Menurut Rizal Ramli, sederhanya pemerintah tidak mampu menyelesaikan masalah, baik secara makro ekonomi maupun secara kongkret. Dia menganggap pemerintah hanya pintar mengeluarkan pernyataan bersifat harapan kepada rakyat, tapi tindakan tidak signifikan. Hal itu berujung pada janji palsu.
“Ekonomi tahun ini bakal tumbuh lim setengah persen blablabla, bagaimana caranya sementara daya beli ancur pertumbuhan kredit negatif, investasi juga tidak naik besar. Bahkan di kurtal satu ini juga pasti akan negatif karena memang tidak fokus,”ujar Rizal Ramli.

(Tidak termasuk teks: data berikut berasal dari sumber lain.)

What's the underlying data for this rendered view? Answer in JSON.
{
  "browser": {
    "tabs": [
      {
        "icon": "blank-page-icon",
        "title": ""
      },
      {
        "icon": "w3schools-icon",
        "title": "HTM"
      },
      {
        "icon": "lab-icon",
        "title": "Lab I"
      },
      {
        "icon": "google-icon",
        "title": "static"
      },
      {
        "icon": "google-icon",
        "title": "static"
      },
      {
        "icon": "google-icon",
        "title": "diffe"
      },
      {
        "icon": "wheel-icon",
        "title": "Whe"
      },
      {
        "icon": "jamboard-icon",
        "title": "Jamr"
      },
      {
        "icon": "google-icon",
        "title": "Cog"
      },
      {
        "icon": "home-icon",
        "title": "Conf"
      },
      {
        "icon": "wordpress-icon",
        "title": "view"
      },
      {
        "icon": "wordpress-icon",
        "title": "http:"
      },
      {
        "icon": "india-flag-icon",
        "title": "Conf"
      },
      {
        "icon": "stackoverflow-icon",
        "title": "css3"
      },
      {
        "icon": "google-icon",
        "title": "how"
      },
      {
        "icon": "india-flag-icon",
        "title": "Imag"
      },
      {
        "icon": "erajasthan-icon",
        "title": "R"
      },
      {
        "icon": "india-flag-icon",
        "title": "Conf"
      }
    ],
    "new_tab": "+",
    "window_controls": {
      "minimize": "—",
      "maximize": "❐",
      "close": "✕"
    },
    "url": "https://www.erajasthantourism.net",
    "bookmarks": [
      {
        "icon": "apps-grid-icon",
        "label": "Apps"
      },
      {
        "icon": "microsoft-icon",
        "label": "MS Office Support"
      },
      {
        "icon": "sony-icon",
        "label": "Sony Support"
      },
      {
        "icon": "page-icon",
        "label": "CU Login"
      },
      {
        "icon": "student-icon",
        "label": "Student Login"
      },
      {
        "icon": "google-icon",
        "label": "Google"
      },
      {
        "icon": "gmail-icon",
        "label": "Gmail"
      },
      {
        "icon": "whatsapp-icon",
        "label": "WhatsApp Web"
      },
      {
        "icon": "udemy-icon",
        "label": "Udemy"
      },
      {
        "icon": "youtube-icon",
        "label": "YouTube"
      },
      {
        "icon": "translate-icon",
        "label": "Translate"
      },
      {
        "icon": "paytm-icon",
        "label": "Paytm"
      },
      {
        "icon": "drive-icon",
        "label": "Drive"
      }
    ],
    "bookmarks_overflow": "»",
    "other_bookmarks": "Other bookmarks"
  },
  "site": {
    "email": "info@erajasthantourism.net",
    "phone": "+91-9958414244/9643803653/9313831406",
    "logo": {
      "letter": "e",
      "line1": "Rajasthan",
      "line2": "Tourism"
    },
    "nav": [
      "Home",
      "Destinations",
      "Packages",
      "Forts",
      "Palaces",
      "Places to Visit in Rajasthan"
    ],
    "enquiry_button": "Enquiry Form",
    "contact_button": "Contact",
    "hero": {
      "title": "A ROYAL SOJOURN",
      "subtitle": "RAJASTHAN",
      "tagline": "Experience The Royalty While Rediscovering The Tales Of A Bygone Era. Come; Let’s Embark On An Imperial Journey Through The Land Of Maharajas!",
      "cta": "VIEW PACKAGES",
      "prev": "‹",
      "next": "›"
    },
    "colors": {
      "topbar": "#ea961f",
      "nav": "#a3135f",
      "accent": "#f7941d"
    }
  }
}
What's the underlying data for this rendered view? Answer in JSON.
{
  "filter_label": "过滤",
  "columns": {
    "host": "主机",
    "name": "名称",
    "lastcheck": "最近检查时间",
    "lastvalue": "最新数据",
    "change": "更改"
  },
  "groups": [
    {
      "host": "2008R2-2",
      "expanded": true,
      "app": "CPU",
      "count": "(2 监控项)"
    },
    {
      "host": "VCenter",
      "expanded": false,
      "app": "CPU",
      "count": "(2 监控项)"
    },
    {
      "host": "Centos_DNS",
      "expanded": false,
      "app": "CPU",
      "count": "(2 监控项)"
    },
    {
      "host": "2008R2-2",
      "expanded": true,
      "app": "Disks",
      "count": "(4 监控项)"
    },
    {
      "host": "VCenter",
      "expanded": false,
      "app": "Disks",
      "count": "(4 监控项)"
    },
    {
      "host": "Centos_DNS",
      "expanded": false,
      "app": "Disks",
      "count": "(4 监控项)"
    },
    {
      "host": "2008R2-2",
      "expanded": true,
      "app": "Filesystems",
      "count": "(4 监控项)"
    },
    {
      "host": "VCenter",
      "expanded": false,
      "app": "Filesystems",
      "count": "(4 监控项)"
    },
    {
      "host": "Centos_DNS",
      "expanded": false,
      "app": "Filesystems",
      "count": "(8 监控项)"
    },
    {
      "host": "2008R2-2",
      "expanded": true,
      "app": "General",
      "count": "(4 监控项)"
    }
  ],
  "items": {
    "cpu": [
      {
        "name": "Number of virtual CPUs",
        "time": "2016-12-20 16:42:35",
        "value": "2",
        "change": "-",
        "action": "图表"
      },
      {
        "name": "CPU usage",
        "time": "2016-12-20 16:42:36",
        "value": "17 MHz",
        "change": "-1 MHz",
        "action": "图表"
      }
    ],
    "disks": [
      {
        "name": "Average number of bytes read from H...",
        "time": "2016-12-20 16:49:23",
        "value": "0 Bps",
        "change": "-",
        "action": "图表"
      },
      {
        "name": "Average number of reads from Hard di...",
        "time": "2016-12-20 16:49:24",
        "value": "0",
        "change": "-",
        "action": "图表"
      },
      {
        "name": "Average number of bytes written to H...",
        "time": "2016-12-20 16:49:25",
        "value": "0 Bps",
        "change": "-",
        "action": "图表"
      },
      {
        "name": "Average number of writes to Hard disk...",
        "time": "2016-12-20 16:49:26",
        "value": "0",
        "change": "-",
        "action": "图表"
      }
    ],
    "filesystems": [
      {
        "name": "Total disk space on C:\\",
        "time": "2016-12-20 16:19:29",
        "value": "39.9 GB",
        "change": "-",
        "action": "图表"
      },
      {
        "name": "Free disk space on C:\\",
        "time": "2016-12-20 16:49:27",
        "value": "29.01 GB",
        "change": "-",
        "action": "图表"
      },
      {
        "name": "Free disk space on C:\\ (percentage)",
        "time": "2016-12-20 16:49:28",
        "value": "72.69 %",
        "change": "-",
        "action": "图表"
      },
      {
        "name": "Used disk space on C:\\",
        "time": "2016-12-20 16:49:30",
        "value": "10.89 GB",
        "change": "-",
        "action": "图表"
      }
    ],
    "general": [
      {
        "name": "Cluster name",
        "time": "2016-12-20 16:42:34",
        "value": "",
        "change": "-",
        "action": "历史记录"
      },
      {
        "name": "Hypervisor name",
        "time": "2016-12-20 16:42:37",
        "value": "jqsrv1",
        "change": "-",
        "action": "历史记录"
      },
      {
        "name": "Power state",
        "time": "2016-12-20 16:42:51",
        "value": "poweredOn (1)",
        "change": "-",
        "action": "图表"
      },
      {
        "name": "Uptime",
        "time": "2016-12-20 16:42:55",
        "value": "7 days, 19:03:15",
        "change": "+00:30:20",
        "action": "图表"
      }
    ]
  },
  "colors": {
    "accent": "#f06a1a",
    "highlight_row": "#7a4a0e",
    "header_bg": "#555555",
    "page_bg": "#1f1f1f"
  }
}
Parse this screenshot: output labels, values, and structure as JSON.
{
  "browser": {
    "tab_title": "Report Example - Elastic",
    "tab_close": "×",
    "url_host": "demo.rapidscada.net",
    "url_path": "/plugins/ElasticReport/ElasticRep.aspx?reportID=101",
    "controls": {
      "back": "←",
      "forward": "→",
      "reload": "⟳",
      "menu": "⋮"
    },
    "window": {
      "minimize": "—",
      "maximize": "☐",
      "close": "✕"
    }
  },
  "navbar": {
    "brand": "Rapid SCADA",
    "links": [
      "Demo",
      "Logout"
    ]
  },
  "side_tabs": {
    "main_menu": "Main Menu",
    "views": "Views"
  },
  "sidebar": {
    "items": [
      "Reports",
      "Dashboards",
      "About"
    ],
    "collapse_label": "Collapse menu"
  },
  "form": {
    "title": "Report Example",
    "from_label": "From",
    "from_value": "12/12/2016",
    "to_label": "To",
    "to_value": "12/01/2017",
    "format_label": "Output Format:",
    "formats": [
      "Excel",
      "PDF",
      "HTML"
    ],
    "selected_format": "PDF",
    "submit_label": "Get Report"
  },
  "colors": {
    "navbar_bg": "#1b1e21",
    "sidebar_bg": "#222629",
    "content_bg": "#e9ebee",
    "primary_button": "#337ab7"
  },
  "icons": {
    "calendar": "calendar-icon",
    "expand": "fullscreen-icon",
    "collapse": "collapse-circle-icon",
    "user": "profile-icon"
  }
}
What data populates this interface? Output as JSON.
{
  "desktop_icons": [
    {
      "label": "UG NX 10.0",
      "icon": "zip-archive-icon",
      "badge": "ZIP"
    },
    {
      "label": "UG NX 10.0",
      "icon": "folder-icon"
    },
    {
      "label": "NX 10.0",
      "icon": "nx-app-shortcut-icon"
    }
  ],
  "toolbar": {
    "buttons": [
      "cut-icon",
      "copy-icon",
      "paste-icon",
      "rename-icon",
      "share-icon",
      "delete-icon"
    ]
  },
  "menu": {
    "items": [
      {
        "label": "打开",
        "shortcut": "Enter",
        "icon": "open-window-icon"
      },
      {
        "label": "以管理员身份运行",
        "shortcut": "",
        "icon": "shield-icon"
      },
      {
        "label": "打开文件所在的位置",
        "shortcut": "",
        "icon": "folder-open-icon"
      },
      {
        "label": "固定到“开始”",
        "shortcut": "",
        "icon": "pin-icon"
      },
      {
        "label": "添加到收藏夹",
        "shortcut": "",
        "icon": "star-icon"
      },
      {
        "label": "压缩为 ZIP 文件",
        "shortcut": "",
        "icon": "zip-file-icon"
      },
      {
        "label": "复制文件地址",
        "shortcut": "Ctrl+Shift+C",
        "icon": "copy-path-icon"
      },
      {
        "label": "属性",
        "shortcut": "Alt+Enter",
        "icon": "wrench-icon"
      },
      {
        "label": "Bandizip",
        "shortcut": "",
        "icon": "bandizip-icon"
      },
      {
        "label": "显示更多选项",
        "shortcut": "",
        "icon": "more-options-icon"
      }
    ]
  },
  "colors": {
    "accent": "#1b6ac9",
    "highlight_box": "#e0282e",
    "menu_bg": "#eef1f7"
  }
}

Selain itu, indeks demokrasi juga semakin merosot. Sikap pemerintah saat ini semakin otoriter. Dia menyebut salah satu penyebabnya adalah daya kritis anggota DPR yang semakin merosot.
Rizal menceritakan, pada era Presiden Habibie dan Presiden Gus Dur, daya kritis anggota DPR sangat tinggi. Ini karena Habibie dan Gus Dur merupakan tokoh yang sangat demokratis. Selain itu, para anggota DPR sedang mengalami euphoria saat memasuki era reformasi.
Mantan Menko Kemaritiman itu mengatakan, setelah era itu muncul system baru yang memberi hak bagi partai politik untuk me-recall atau mengganti anggota DPR dari fraksinya. Kebijakan itu membuat anggota dewan di Senayan tidak bisa melawan kehendak partai. Meraka takut diganti jika menolak kehendak pimpinan partai.
Padahal, kata dia, anggota DPR hanya bisa diganti jika rakyat yang memilih menghendaki penggantian tersebut. Kemudian, anggota DPR hanya bisa di-recall jika terlibat kasus kriminal.
“Seharusnya yang berhak recal itu pemilih atau dia kriminal,” ujar Rizal dalam sebuah wawancara yang diunggah di akun YouTube Bang Arief, Jumat (2/4).
Dia menilai sistem membuat anggota dewan sangat mudah dikendalikan. Ketua umum partai bisa menekan anggota DPR sehingga tidak kritis terhadap pemerintah. Tak menutup kemungkinan jika ketum partai juga dikendalikan oleh pihak lain.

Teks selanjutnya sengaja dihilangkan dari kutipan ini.